Now I must warn you, if crude humour and coarse language is not your thing, then this book most definitely is not for you. These men are liberal in their kills as well as their swears, the Earl of Northampton having the most fantastically inventive curses that had me roaring with laughter. As a historian who would be very well aware of the perils and atrocities in the middle ages, Jones does not seek to play these aspects down. We see these characters react to significant trauma in very different ways, some more heart-breaking than others. Their struggles are real, the victims of these soldiers who pillaged and assaulted their way through the French towns are real. We meet some very nasty pieces of work within this book, and it is to Dan’s credit that he does not walk away from that.

Now you might have noticed how I’ve started off with character when usually I would discuss a lot about plot initially. Well, this is an extremely character driven work, the plot itself reflecting the monotony of war campaigns. Early on there are a lot of escapades that happen which were frequently entertaining, and really served to build the bond of this group. Honestly, there really wasn’t much overarching story except to progress toward Crecy.

The character driven narrative is its strength at its best, but by the end became its little stumble. These are fantastic characters I happily spent many hours with, and it was indeed necessary that they were. However, the last 30% did feel meandering at times, re-treading some territory until the final battle at Crecy…. which really didn’t live up to my expectations. In fact, it was the prior siege of a castle that had me whooping along in the way I’d expect of a finale.
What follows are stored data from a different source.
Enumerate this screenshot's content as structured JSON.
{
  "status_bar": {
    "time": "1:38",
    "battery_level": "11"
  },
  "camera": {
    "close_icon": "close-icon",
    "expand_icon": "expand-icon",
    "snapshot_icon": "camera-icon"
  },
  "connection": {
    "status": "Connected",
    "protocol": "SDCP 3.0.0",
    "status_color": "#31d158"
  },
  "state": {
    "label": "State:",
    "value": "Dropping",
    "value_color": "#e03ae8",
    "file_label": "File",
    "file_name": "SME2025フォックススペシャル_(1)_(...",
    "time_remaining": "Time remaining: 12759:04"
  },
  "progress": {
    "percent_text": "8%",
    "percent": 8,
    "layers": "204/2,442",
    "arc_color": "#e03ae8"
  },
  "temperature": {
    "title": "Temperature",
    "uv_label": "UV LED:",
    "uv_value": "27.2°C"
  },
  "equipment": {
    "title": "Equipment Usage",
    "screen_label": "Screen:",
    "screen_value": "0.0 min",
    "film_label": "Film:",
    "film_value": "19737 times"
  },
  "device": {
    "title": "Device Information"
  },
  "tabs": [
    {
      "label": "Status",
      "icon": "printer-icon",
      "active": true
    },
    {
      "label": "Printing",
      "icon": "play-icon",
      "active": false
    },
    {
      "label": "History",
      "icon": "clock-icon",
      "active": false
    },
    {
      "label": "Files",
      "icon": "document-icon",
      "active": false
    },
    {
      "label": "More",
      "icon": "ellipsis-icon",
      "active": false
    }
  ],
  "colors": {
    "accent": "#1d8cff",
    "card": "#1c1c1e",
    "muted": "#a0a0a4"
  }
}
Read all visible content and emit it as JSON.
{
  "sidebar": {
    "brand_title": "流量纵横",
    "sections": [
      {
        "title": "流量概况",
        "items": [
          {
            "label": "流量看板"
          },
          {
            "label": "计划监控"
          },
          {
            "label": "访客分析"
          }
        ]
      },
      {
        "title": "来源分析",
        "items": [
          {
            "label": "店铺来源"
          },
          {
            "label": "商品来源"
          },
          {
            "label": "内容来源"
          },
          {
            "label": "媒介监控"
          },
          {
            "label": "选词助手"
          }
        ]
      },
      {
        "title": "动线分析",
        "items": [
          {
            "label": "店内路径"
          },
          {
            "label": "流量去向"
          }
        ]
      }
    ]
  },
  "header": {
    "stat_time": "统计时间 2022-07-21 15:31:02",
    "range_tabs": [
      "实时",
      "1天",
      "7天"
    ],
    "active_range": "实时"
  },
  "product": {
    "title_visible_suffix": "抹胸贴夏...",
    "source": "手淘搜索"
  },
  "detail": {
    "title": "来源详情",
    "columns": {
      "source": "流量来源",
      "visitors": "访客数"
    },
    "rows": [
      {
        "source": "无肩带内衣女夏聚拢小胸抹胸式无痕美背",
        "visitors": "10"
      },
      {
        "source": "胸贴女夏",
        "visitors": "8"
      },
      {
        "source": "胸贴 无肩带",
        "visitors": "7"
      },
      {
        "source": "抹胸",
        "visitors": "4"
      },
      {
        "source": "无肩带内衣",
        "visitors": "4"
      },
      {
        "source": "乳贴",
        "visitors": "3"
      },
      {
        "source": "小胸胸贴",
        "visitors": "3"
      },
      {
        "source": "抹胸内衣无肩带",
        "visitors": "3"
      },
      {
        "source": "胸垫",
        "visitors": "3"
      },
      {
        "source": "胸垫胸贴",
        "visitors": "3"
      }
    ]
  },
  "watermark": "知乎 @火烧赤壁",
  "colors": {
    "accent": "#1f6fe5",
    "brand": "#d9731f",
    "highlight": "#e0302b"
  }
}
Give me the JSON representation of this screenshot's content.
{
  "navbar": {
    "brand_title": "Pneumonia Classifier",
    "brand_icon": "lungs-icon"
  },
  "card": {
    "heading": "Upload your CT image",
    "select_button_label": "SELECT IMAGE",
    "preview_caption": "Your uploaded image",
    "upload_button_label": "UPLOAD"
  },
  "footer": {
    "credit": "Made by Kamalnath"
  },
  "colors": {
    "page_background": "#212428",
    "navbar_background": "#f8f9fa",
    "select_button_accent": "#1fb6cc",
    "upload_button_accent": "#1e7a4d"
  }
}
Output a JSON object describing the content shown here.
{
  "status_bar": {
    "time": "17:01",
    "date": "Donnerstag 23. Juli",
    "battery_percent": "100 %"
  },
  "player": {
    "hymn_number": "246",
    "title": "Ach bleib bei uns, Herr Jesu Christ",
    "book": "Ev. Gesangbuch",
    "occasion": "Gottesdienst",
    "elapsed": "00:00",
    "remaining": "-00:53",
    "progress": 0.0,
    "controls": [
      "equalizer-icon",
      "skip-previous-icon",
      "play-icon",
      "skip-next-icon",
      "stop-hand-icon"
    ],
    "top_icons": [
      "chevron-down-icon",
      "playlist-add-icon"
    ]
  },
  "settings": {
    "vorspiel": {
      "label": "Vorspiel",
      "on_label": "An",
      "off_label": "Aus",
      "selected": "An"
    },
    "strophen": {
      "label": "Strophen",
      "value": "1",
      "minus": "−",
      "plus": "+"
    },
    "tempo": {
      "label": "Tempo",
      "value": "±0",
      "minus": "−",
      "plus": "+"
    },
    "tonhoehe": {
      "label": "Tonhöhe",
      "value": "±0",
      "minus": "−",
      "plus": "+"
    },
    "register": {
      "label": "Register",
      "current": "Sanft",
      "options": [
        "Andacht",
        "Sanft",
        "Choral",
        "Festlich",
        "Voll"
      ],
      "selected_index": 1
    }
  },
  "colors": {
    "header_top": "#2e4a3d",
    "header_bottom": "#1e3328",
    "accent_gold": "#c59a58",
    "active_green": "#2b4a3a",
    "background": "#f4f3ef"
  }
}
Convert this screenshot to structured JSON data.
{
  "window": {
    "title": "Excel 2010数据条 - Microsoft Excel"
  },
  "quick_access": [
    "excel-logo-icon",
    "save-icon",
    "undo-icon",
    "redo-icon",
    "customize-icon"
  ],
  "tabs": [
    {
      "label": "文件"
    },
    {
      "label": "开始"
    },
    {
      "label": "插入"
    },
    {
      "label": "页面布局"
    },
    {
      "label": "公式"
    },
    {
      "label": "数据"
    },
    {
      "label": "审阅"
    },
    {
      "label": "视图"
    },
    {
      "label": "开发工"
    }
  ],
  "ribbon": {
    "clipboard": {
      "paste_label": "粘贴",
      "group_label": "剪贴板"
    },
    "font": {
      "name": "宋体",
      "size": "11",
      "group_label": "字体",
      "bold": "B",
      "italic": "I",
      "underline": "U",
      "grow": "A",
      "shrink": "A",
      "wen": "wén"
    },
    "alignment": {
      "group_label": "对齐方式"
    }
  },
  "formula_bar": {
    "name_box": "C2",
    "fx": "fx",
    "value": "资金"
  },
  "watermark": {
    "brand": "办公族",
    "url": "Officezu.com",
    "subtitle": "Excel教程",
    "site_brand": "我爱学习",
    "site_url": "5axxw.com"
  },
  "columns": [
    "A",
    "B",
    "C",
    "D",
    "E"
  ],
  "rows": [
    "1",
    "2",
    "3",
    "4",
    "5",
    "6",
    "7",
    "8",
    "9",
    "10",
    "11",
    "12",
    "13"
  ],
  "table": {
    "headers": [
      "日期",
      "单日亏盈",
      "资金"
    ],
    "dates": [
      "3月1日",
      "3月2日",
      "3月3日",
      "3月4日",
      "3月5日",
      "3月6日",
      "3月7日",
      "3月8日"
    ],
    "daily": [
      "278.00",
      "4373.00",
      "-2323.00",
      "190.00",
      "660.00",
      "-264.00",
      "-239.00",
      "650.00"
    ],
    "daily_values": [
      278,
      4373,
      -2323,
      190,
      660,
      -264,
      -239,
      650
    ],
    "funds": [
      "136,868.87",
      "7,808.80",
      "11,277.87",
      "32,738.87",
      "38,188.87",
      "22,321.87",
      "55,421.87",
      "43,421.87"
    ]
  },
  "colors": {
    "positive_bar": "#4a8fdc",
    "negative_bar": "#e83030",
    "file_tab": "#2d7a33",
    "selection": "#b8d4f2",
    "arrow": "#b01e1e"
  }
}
After such an adrenaline rush of a sequence, the finale fell rather short for myself.

CONCLUSION: Overall, this was such a gripping read, full of heart, humour, and of course lots of history! Readers of Bernard Cornwell are absolutely sure to love this incredible fictional debut from Dan Jones. Whilst the ending didn’t quite land for me, the sequel will definitely be on my radar as soon as it’s announced!